We’ve finally begun our approach into the full-scale deployment of Asterisk across the entire system. I will say, the number of options that you have when installing such an open system are staggering, as well as the cost involved in such a move. It sorta gives the impression of why most companies choose to go with the hosted solution, or have another company just come in and do the work for them.
I figure I’ll go over a few considerations we have had to take before undertaking something of this size. I won’t say it’s huge, but it’s not small either, with about 7000+ possible endpoints. Asterisk is a free product, granted, but it’s still a drop in the bucket when you’re doing a single shot system-wide replacement of this many phones.
Early estimates are putting us at about $2.5M, which I guess would be kinda conservative (jeesh, I wish I had this much money). This number involves the upgrade of every single network switch under a Cisco 3750 on the main Administration part of our network, i.e. Not Dorms. Once you have the switch capability, you can start working on the infrastructure and making sure that the switches can run your phones for an extended period of time, hence, you need a UPS. Our average uptime in the event of failure is about 2 hours, which someone higher up deemed was the best length of time to allow for. This infrastructure evaluation can also involve the evaluation of the server system as well as any upgrades required to get features you require. Finally, consider the phones, and what you need for your system.
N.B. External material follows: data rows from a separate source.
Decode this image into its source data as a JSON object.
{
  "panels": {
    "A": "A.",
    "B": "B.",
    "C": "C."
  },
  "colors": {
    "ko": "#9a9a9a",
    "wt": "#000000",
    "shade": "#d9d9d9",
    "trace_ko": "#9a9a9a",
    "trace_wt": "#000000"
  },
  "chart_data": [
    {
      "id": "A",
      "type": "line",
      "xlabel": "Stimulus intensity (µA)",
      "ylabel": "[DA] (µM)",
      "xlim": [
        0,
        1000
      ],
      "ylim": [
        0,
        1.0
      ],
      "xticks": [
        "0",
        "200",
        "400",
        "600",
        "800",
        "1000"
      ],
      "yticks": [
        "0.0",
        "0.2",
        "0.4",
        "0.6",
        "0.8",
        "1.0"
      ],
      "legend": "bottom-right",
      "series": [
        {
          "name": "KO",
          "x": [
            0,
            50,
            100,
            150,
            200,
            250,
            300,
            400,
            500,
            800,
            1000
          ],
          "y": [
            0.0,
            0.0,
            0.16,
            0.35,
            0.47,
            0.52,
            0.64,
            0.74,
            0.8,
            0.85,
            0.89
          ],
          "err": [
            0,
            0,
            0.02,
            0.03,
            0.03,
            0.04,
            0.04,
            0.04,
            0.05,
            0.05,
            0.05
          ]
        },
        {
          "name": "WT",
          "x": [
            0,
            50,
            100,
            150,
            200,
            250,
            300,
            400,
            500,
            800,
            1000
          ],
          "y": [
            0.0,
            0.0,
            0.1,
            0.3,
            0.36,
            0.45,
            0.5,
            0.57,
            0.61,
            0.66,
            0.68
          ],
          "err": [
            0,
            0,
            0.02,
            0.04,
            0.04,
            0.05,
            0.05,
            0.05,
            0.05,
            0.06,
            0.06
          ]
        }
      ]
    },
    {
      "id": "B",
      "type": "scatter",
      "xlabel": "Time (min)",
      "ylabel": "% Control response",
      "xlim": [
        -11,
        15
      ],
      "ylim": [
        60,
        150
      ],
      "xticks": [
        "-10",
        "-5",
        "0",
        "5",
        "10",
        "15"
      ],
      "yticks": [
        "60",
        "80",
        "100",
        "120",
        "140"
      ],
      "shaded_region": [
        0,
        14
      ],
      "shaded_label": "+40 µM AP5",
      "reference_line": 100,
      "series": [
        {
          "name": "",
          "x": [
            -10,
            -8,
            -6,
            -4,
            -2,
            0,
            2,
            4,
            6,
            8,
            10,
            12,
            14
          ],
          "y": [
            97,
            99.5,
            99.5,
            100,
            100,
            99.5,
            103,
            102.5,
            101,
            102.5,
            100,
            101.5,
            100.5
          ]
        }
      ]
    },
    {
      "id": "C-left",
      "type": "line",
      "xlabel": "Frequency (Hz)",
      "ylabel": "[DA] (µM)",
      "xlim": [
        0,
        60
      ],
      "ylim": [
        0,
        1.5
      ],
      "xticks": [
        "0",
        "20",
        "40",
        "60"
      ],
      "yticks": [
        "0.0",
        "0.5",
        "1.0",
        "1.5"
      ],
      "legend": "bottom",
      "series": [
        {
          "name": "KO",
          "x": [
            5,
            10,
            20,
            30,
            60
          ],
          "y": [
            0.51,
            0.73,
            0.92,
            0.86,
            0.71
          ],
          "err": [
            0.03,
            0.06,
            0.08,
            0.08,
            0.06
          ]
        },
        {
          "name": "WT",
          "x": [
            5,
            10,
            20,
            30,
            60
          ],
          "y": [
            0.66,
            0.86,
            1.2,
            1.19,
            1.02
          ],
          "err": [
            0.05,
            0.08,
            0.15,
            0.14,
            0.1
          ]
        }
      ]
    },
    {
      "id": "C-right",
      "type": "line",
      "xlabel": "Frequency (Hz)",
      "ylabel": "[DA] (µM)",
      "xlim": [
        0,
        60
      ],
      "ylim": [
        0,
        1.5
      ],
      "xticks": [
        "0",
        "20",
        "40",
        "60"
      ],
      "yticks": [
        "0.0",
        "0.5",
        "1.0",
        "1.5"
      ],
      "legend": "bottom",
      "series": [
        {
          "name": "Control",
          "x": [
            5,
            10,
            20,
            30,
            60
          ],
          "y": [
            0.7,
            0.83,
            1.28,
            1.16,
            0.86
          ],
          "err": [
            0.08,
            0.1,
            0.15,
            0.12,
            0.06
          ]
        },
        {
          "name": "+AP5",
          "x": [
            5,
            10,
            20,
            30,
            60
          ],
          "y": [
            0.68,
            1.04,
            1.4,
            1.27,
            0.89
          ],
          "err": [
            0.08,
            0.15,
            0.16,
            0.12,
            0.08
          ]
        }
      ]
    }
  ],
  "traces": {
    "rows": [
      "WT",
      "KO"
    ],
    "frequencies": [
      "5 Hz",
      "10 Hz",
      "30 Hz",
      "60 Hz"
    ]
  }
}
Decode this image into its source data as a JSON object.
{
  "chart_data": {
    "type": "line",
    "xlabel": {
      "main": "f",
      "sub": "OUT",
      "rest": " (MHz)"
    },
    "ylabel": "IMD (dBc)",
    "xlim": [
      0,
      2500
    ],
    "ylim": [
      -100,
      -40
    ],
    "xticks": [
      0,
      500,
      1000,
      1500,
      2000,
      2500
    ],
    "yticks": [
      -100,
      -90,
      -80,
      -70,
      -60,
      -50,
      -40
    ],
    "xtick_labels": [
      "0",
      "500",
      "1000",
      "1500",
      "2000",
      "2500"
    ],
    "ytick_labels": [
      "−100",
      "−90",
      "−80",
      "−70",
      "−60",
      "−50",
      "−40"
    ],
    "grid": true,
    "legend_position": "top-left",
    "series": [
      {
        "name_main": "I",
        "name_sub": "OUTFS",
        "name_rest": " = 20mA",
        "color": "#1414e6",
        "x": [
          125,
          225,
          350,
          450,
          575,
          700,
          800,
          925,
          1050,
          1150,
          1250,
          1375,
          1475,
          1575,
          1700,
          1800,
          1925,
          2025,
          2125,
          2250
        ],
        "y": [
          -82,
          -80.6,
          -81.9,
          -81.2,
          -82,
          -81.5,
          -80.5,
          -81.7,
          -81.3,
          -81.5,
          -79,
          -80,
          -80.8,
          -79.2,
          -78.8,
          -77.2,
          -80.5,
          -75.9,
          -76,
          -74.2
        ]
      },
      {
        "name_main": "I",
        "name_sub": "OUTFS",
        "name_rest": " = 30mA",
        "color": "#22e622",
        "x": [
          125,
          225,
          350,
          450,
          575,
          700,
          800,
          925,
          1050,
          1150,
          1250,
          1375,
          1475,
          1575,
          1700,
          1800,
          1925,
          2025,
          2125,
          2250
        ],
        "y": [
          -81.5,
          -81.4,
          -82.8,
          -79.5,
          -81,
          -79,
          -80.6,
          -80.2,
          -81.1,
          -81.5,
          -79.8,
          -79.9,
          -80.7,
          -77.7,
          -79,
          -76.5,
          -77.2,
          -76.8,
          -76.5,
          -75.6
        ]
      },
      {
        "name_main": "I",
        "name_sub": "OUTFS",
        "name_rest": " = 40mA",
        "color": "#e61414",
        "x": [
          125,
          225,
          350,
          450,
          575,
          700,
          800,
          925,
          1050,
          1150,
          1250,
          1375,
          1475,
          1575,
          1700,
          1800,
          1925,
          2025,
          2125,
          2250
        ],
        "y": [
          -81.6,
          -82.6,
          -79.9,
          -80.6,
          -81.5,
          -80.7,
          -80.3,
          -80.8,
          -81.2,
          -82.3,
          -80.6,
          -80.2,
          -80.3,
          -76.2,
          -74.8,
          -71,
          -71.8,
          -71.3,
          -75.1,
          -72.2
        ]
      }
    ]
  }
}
The phones are what puts the project at the $2.5M number. Let’s say you go for full scale replacement of every single endpoint with an IP phone. That’s where the magic comes in, since you’ll be dropping at LEAST $100 for each phone, with a little more for certain featuresets and users that like to have “pretty” phones that do more. I think our numbers put us at about $1M for the entire phone order. That’s fun.
Now take into consideration that students don’t really need pretty IP phones, do they? Personally, I would rather bring my own phone, especially if I could use a cordless one. This brings something I wasn’t too thrilled with when I first started working on this project: Analog Converters. There are a number of options here, some of which are somewhat elegant, some are a little too risky from the hardware side. You could either go out and get several thousand “personal” converters, let’s say at $50 a piece, but the problem here is the control is with the user, not the sysadmin. Or you could go the Citel route (which converted me, they make some really awesome analog/digital-converters). At about $100 a port, this is more expensive than the personal converter solution, but much cheaper than the IP phone solution, since you don’t have to have the UPS support you require with the IP phone solution since these devices take up FAR less power than a full dorm of IP phones.
I’m not sure where this path is headed, but things finally seem to be coming together for our particular Asterisk installation. I’m definitely hoping it goes smoothly, and hope they actually go through with this system wide replacement.